- Court: United States Court of Appeals for Veterans Claims
- Decided: December 29, 1999
- Citation: 13 Vet. App. 282 (1999)

Case history
- Appealed from: Board of Veterans' Appeals

= Sanchez-Benitez v. West =

Sanchez-Benitez vs. West is a United States Court of Appeals for Veterans Claims case that dealt with the general requirement of a formal diagnosis for service connection.

== Background ==
In this case, the Veteran claimed service connection for a neck disability. Service medical records showed the Veteran sought, on one occasion, medical treatment for neck pain of two months duration with no history of trauma. A post-service VA examination report showed a diagnosis of "[h]istory of trauma with continuing pain in cervical spine." A 1996 examination report showed "[t]he physical findings and the radiologic findings do not reveal a definite or specific cause of the complaints in the neck and low back." The examiner was "not able to correlate well the complaint of chronic pain with the clinical findings."

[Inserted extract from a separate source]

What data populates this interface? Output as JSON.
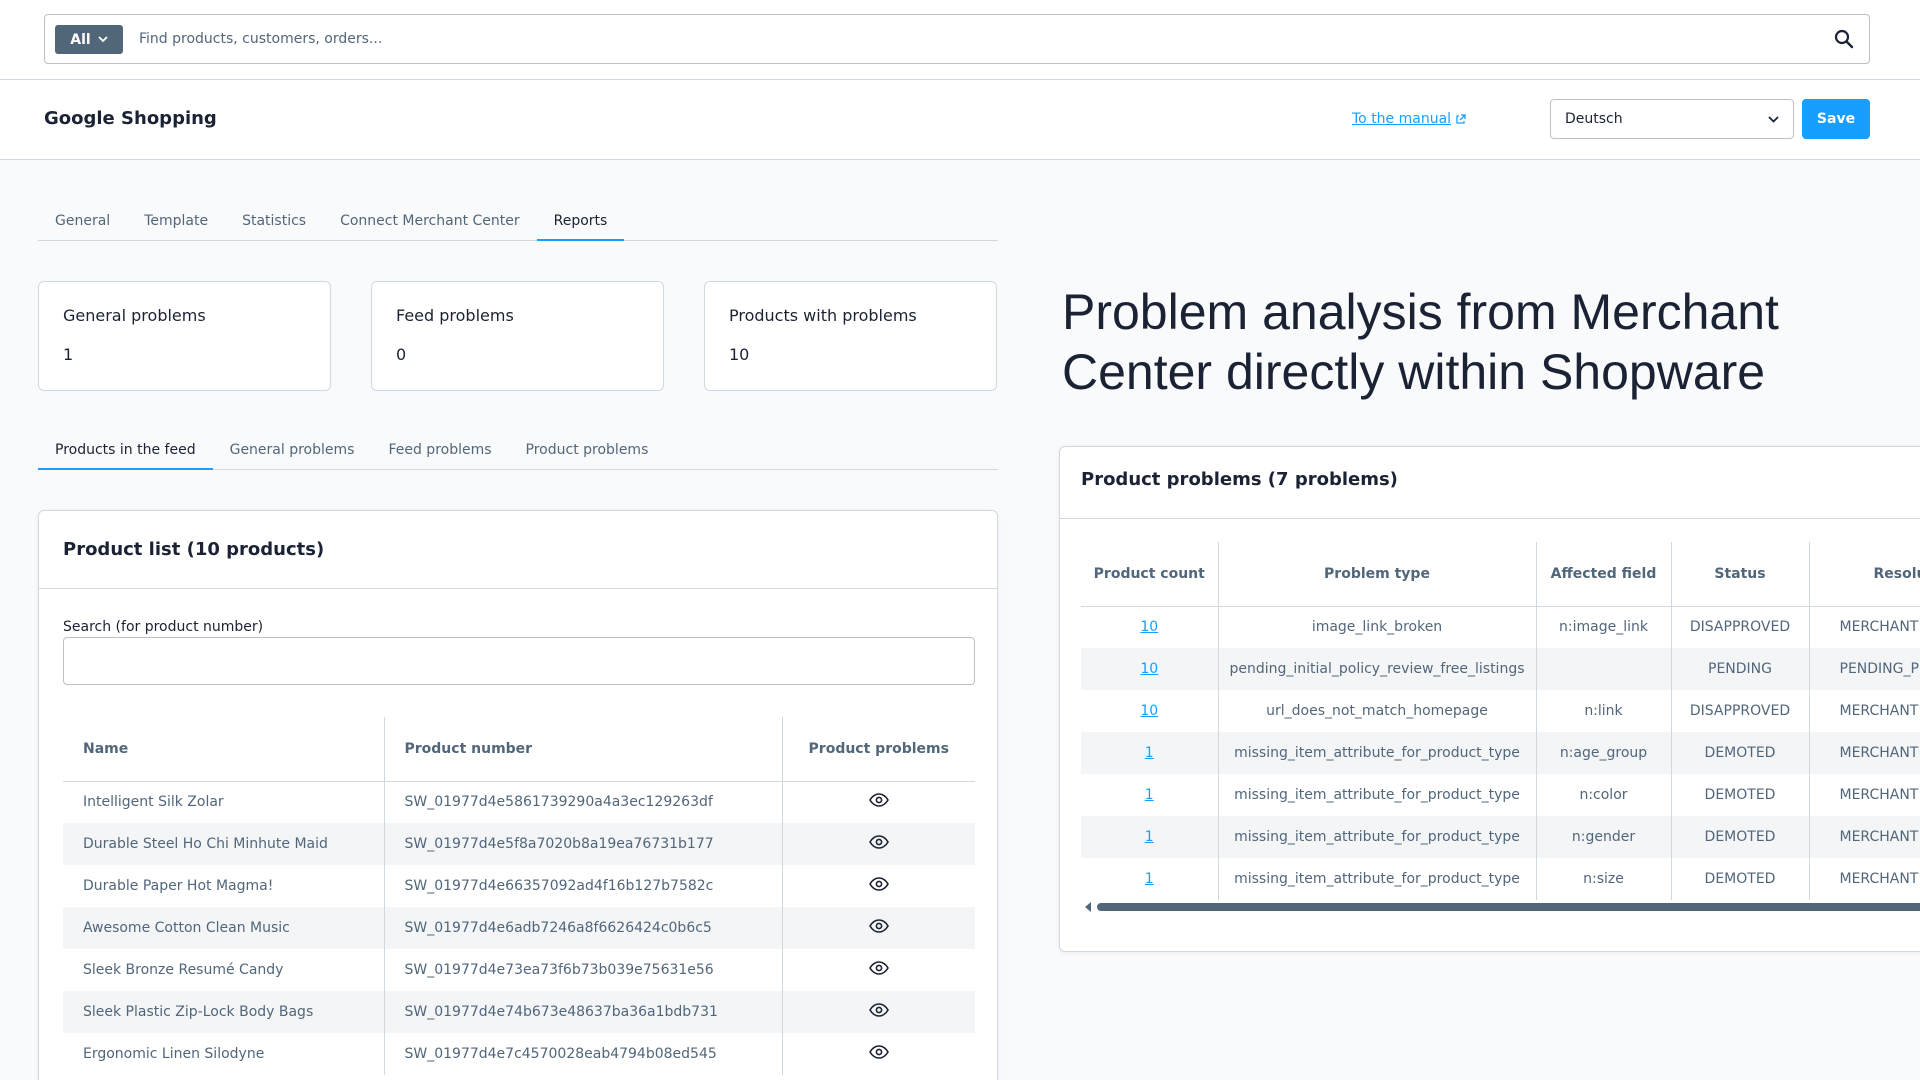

The Board of Veterans' Appeals (BVA) determined that the preponderance of the evidence was against service connection for a neck disability and affirmed the denial.

== Analysis ==
The Court determined that the Board did not err in its decision. The Court noted that the in-service diagnosis was "pain" and that the current diagnosis was "pain" as well. Pointing to 38 U.S.C. §1110, the Court noted that service connection is awarded for "disability resulting from personal injury suffered or disease contracted in [the] line of duty." The Court noted that pain often warrants separate and even additional consideration when rating an already service connected disability. However, the Court stated that for general purposes of service connection that pain alone, without a diagnosed or identifiable underlying malady or condition, does not in and of itself constitute a disability for which service connection can be granted.

== Decision ==
The Court affirmed the BVA decision.